Whitfield's works, including poems from his celebrated America and Other Poems (1853), were printed in influential journals and newspapers, such as Frederick Douglass's The North Star. A champion of the black emigration movement during the 1850s, Whitfield was embraced by African Americans as a black nationalist bard when he moved from his longtime home in Buffalo, New York, to California in the early 1860s. However, by the beginning of the twentieth century, his reputation had faded.
For this volume, Levine and Wilson gathered and annotated all of Whitfield's extant writings, both poetry and prose, and many pieces are reprinted here for the first time since their original publication. In their thorough introduction, the editors situate Whitfield in relation to key debates on black nationalism in African American culture, underscoring the importance of poetry and periodical culture to black writing during the period.
Review
"Through their impeccable scholarship, Levine and Wilson effectively locate Whitfield as a significant figure. . . . A valuable resource for engaging with and rethinking nineteenth-century African American literary thought in order to include James M. Whitfield."
-Resources for American Literary Study
Synopsis
Levine and Wilson restore James Monroe Whitfield (1822-71), the African American poet, abolitionist, and intellectual, to his rightful place in the arts and politics of the nineteenth-century United States.
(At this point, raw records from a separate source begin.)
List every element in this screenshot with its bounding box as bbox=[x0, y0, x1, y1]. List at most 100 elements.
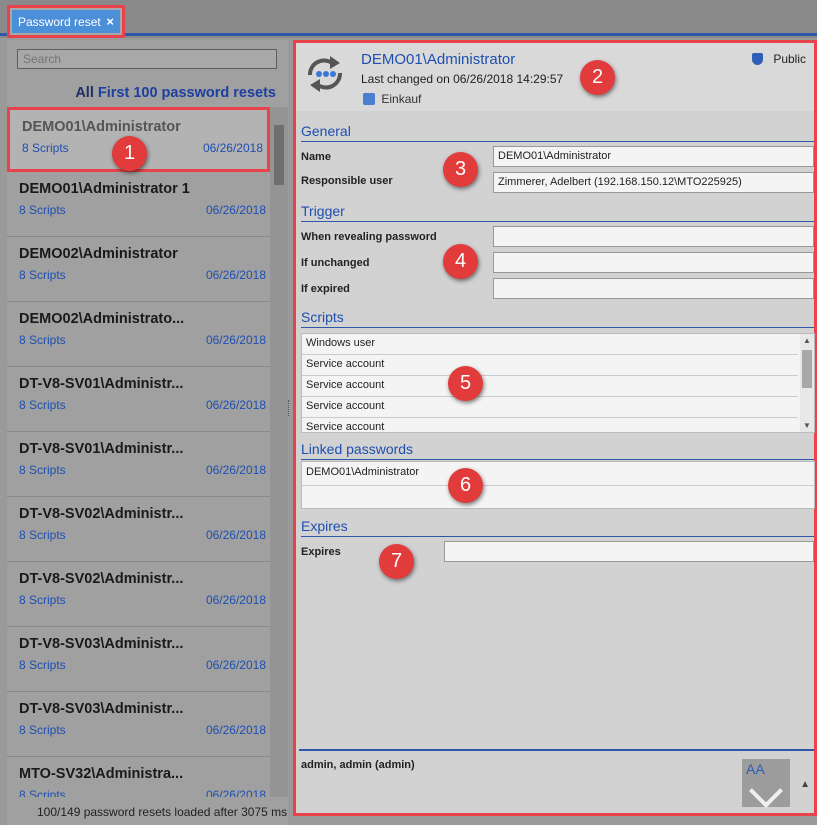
script-row[interactable]: Windows user bbox=[302, 334, 798, 355]
section-linked-passwords: Linked passwords bbox=[301, 441, 814, 460]
list-scrollbar-thumb[interactable] bbox=[274, 125, 284, 185]
list-item-title: DEMO01\Administrator 1 bbox=[19, 181, 190, 197]
list-item-scripts: 8 Scripts bbox=[19, 528, 66, 542]
list-item[interactable]: DT-V8-SV03\Administr... 8 Scripts 06/26/… bbox=[7, 627, 270, 692]
tab-label: Password reset bbox=[18, 15, 101, 29]
list-filter[interactable]: All First 100 password resets bbox=[75, 85, 276, 101]
script-row[interactable]: Service account bbox=[302, 397, 798, 418]
callout-badge: 2 bbox=[580, 60, 615, 95]
list-item-scripts: 8 Scripts bbox=[19, 333, 66, 347]
list-item[interactable]: DT-V8-SV01\Administr... 8 Scripts 06/26/… bbox=[7, 367, 270, 432]
name-field[interactable]: DEMO01\Administrator bbox=[493, 146, 814, 167]
list-item[interactable]: DT-V8-SV03\Administr... 8 Scripts 06/26/… bbox=[7, 692, 270, 757]
tab-password-reset[interactable]: Password reset × bbox=[7, 5, 125, 38]
list-item-scripts: 8 Scripts bbox=[22, 141, 69, 155]
list-item[interactable]: MTO-SV32\Administra... 8 Scripts 06/26/2… bbox=[7, 757, 270, 797]
close-icon[interactable]: × bbox=[106, 14, 114, 29]
script-row[interactable]: Service account bbox=[302, 355, 798, 376]
scroll-down-icon[interactable]: ▼ bbox=[803, 421, 811, 430]
list-item-title: DT-V8-SV03\Administr... bbox=[19, 701, 184, 717]
panel-splitter-handle[interactable] bbox=[288, 400, 291, 416]
script-row[interactable]: Service account bbox=[302, 418, 798, 432]
list-item-title: DT-V8-SV02\Administr... bbox=[19, 571, 184, 587]
callout-badge: 6 bbox=[448, 468, 483, 503]
if-unchanged-field[interactable] bbox=[493, 252, 814, 273]
list-item[interactable]: DT-V8-SV02\Administr... 8 Scripts 06/26/… bbox=[7, 562, 270, 627]
list-item[interactable]: DEMO01\Administrator 1 8 Scripts 06/26/2… bbox=[7, 172, 270, 237]
responsible-user-field[interactable]: Zimmerer, Adelbert (192.168.150.12\MTO22… bbox=[493, 172, 814, 193]
detail-header: DEMO01\Administrator Last changed on 06/… bbox=[296, 43, 814, 111]
callout-badge: 7 bbox=[379, 544, 414, 579]
list-item-date: 06/26/2018 bbox=[205, 333, 266, 347]
list-item-date: 06/26/2018 bbox=[205, 268, 266, 282]
password-reset-icon bbox=[308, 56, 342, 92]
scripts-scrollbar[interactable]: ▲ ▼ bbox=[800, 334, 814, 432]
name-label: Name bbox=[301, 151, 331, 163]
scroll-up-icon[interactable]: ▲ bbox=[803, 336, 811, 345]
list-item-date: 06/26/2018 bbox=[205, 593, 266, 607]
list-item-title: DT-V8-SV01\Administr... bbox=[19, 441, 184, 457]
scroll-up-icon[interactable]: ▲ bbox=[800, 779, 810, 790]
list-item-scripts: 8 Scripts bbox=[19, 593, 66, 607]
list-item-title: MTO-SV32\Administra... bbox=[19, 766, 184, 782]
load-status: 100/149 password resets loaded after 307… bbox=[37, 805, 288, 819]
list-item[interactable]: DT-V8-SV01\Administr... 8 Scripts 06/26/… bbox=[7, 432, 270, 497]
aa-label: AA bbox=[746, 761, 765, 777]
responsible-user-label: Responsible user bbox=[301, 175, 393, 187]
shield-icon bbox=[751, 53, 763, 65]
organisation-icon bbox=[363, 93, 375, 105]
script-row[interactable]: Service account bbox=[302, 376, 798, 397]
visibility-badge: Public bbox=[751, 52, 806, 66]
when-revealing-field[interactable] bbox=[493, 226, 814, 247]
list-item-date: 06/26/2018 bbox=[205, 463, 266, 477]
list-item-date: 06/26/2018 bbox=[205, 398, 266, 412]
list-item-title: DEMO02\Administrato... bbox=[19, 311, 185, 327]
list-item-date: 06/26/2018 bbox=[202, 141, 263, 155]
list-item-scripts: 8 Scripts bbox=[19, 723, 66, 737]
list-item-title: DEMO01\Administrator bbox=[22, 119, 181, 135]
if-expired-label: If expired bbox=[301, 283, 350, 295]
callout-badge: 4 bbox=[443, 244, 478, 279]
list-item-title: DT-V8-SV01\Administr... bbox=[19, 376, 184, 392]
scripts-list: Windows user Service account Service acc… bbox=[301, 333, 815, 433]
password-reset-list: DEMO01\Administrator 8 Scripts 06/26/201… bbox=[7, 107, 270, 797]
linked-password-row[interactable]: DEMO01\Administrator bbox=[302, 462, 814, 486]
tab-bar: Password reset × bbox=[0, 0, 817, 38]
if-unchanged-label: If unchanged bbox=[301, 257, 370, 269]
section-trigger: Trigger bbox=[301, 203, 814, 222]
section-scripts: Scripts bbox=[301, 309, 814, 328]
list-item-date: 06/26/2018 bbox=[205, 528, 266, 542]
last-changed: Last changed on 06/26/2018 14:29:57 bbox=[361, 72, 564, 86]
organisation-unit: Einkauf bbox=[363, 92, 421, 106]
list-item-scripts: 8 Scripts bbox=[19, 268, 66, 282]
list-item-date: 06/26/2018 bbox=[205, 723, 266, 737]
list-item-scripts: 8 Scripts bbox=[19, 463, 66, 477]
callout-badge: 5 bbox=[448, 366, 483, 401]
list-item-scripts: 8 Scripts bbox=[19, 658, 66, 672]
detail-title: DEMO01\Administrator bbox=[361, 51, 516, 68]
expand-button[interactable]: AA bbox=[742, 759, 790, 808]
if-expired-field[interactable] bbox=[493, 278, 814, 299]
when-revealing-label: When revealing password bbox=[301, 231, 437, 243]
list-item[interactable]: DT-V8-SV02\Administr... 8 Scripts 06/26/… bbox=[7, 497, 270, 562]
filter-all[interactable]: All bbox=[75, 85, 94, 101]
detail-panel: DEMO01\Administrator Last changed on 06/… bbox=[293, 40, 817, 816]
footer-user: admin, admin (admin) bbox=[301, 759, 415, 771]
callout-badge: 1 bbox=[112, 136, 147, 171]
list-item[interactable]: DEMO02\Administrator 8 Scripts 06/26/201… bbox=[7, 237, 270, 302]
scripts-scrollbar-thumb[interactable] bbox=[802, 350, 812, 388]
footer-divider bbox=[299, 749, 814, 751]
linked-passwords-list: DEMO01\Administrator bbox=[301, 461, 815, 509]
list-item[interactable]: DEMO02\Administrato... 8 Scripts 06/26/2… bbox=[7, 302, 270, 367]
section-general: General bbox=[301, 123, 814, 142]
list-item-title: DEMO02\Administrator bbox=[19, 246, 178, 262]
expires-field[interactable] bbox=[444, 541, 814, 562]
list-item-date: 06/26/2018 bbox=[205, 658, 266, 672]
filter-range[interactable]: First 100 password resets bbox=[98, 85, 276, 101]
callout-badge: 3 bbox=[443, 152, 478, 187]
list-scrollbar[interactable] bbox=[270, 107, 288, 797]
search-input[interactable] bbox=[17, 49, 277, 69]
section-expires: Expires bbox=[301, 518, 814, 537]
chevron-down-icon bbox=[749, 774, 783, 808]
list-item-date: 06/26/2018 bbox=[205, 788, 266, 797]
This volume contains all of Whitfield's extant writings, both poetry and prose, and many pieces are reprinted here for the first time since their original publication.
Synopsis
"Levine and Wilson have rescued the important but woefully understudied James M. Whitfield from obscurity with this enlightening and informative collection of his work."--Richard Yarborough, editor of the University Press of New England's
Library of Black Literature series "This is a long overdue edition of Whitfield's powerful and sophisticated prose, from his searing poetry to his memorable and probing political writings. Thanks to Levine and Wilson, Whitfield's writing and ideas are poised to impact twenty-first century considerations of American ideas, political debates, and literary tradition that are central to our understanding of American culture, history, and identity."--Lois Brown, author of
Pauline Elizabeth Hopkins: Black Daughter of the RevolutionAbout the Author
Robert S. Levine is professor of English and Distinguished Scholar-Teacher at the University of Maryland, College Park. His most recent book is Dislocating Race and Nation: Episodes in Nineteenth-Century American Literary Nationalism. Ivy G. Wilson is associate professor of English at Northwestern University. He is the author of Specters of Democracy: Blackness and the Aesthetics of Nationalism in the Antebellum U.S.